GrACE: Generation using Associated Code Edits
This work addresses the challenge of diverse code edits and capturing developer intent for software development, representing an incremental improvement over existing neural and symbolic approaches.
The paper tackles the problem of predicting code edits for developers by enhancing pre-trained large language models with knowledge of prior edits, resulting in a 29% and 54% increase in correctly edited code in top-1 suggestions compared to state-of-the-art methods.
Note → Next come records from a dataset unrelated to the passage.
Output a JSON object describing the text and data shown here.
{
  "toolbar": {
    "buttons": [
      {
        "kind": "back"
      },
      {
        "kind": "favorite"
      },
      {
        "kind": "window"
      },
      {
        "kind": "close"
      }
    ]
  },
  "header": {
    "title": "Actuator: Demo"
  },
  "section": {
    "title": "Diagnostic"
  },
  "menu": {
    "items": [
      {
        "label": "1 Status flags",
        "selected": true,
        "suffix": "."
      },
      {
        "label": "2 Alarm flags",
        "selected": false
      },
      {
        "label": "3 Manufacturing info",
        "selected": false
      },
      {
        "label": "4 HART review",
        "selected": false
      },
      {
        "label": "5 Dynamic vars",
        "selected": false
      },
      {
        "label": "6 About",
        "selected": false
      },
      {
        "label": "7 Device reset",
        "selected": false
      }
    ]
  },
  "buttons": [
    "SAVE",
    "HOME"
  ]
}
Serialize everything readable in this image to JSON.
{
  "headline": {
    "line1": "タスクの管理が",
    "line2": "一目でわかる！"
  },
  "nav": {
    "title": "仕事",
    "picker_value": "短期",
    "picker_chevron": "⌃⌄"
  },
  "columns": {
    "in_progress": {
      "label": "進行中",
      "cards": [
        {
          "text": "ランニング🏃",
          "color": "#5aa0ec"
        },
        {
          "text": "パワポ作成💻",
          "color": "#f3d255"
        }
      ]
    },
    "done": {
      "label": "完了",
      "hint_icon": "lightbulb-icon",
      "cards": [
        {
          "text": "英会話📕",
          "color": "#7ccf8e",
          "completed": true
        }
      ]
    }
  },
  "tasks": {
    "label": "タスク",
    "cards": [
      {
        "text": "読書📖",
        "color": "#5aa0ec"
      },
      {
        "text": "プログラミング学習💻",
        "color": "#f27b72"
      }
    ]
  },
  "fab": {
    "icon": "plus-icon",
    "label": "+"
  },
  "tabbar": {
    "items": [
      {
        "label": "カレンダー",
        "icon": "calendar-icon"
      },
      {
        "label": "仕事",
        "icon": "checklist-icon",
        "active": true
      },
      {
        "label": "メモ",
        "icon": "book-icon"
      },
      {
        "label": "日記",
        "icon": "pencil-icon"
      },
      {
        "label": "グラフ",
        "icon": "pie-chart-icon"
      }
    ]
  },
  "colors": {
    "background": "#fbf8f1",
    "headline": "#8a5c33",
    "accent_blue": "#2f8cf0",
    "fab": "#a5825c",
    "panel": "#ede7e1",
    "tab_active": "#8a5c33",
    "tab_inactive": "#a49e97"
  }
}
Developers expend a significant amount of time in editing code for a variety of reasons such as bug fixing or adding new features. Designing effective methods to predict code edits has been an active yet challenging area of research due to the diversity of code edits and the difficulty of capturing the developer intent. In this work, we address these challenges by endowing pre-trained large language models (LLMs) of code with the knowledge of prior, relevant edits. The generative capability of the LLMs helps address the diversity in code changes and conditioning code generation on prior edits helps capture the latent developer intent. We evaluate two well-known LLMs, Codex and CodeT5, in zero-shot and fine-tuning settings respectively. In our experiments with two datasets, the knowledge of prior edits boosts the performance of the LLMs significantly and enables them to generate 29% and 54% more correctly edited code in top-1 suggestions relative to the current state-of-the-art symbolic and neural approaches, respectively.